The conversation then tiptoed to various random subjects from the importance to preserve film in a digital world, to his policy or lack of policy when working with different styled actors. At one point Miller asked Nolan about his first memory of film, to which he replied: “My first memory of going to a film is probably seeing Snow White in re-release. I very much remember seeing the evil witch; the evil queen who transforms herself into the witch with the apple, and being absolutely terrified and going down on the floor of the movie theatre behind the seat.”
When asked about his current worst fear, Nolan said that it’s to embark on a project that you fall out of love with. “The big fear is that you get halfway through and think, ‘No, this isn’t something I really care about anymore.’ So before I embark on a project, I just have to test it, however I test it, my writing drafts or living with it, thinking about it. You have to be sure that you’re going to be as happy to be obsessed with this project three years later.”
There was a lot of talk about Nolan’s early career, and how watching Star Wars for the first time changed his life. He also modestly mentioned how he was lucky to be where he is today, because his budgets gradually increased throughout his career, so he never really felt that giant leap from making indie films such as Following and Memento to mega-blockbusters like The Dark Knight trilogy and Interstellar.
It comes as no surprise that Miller kept steering the conversation towards the work that most resembled his own, Memento. “Memento is a classic example of what can happen when you don’t know what you’re doing. As you learn more and more, it gets harder and harder to put aside the rules. Making unconventional films is precarious business.” Nolan’s answer very much reminded me of Spielberg reminiscing about his early years as a filmmaker: “As I was younger, I was more courageous, or I was more stupid. So when I think of Jaws, I think of courage and stupidity and both of those things existing underwater.”

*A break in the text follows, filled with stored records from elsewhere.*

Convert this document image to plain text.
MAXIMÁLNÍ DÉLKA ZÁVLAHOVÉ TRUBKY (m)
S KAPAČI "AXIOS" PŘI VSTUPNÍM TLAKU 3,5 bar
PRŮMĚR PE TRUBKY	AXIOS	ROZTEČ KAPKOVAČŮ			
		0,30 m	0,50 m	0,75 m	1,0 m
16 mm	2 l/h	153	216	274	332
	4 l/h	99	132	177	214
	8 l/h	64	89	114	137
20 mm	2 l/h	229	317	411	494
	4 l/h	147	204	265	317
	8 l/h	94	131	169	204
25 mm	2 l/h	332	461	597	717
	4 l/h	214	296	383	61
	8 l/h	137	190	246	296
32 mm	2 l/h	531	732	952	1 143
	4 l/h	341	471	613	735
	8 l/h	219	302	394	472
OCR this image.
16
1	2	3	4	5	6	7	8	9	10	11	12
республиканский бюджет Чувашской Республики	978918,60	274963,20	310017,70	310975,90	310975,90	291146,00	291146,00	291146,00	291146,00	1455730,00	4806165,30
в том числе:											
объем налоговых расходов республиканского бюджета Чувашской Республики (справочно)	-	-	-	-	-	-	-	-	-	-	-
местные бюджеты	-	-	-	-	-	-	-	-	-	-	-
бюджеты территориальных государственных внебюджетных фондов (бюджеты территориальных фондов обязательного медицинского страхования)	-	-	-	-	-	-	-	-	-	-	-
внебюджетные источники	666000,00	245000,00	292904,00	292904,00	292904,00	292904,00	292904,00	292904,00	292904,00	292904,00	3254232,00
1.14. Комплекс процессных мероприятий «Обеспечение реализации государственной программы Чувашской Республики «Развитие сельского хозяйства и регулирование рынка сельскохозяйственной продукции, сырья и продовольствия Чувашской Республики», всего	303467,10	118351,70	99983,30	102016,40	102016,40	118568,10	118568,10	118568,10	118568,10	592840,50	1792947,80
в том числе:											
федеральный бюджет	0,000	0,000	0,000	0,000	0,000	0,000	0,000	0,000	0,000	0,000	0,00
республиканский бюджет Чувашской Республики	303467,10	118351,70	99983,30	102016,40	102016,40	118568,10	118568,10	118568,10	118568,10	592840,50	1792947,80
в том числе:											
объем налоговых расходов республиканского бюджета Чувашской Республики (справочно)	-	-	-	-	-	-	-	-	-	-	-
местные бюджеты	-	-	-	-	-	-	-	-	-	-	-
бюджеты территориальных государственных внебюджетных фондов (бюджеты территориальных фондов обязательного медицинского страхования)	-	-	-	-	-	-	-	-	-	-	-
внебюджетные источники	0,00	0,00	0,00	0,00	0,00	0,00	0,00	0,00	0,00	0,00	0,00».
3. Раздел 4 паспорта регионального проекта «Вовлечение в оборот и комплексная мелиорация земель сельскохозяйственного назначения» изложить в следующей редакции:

Towards the end of the discussion, the floor was opened to to the audience for questions, most of which revolved around young aspiring filmmakers asking for advice. The last question triggered the talk’s biggest laugh. “Alright…so at the end of Inception…” The fan wanted to shine some light on Nolan’s personal interpretation to the film’s ending (the spinning top). Bennett Miller then stepped in and tried to spare Nolan from answering the question. “I asked him that myself before coming out. He said it’s not for public consumption.”
The great Christopher Nolan did not need any help though, as he brushed off the question with class. “I’m certainly not going to answer that or I would have put it in the film.” He further explained that providing an explanation would kill all the interesting viewer interpretations out there, and he’d rather leave it up to the viewer to decide.
I leave you with how mastermind, Stanley Kubrick, elegantly tackled a similarly posed question: “I would not think of quarreling with your interpretation nor offer any other, as I have found it always the best policy to allow the film to speak for itself.”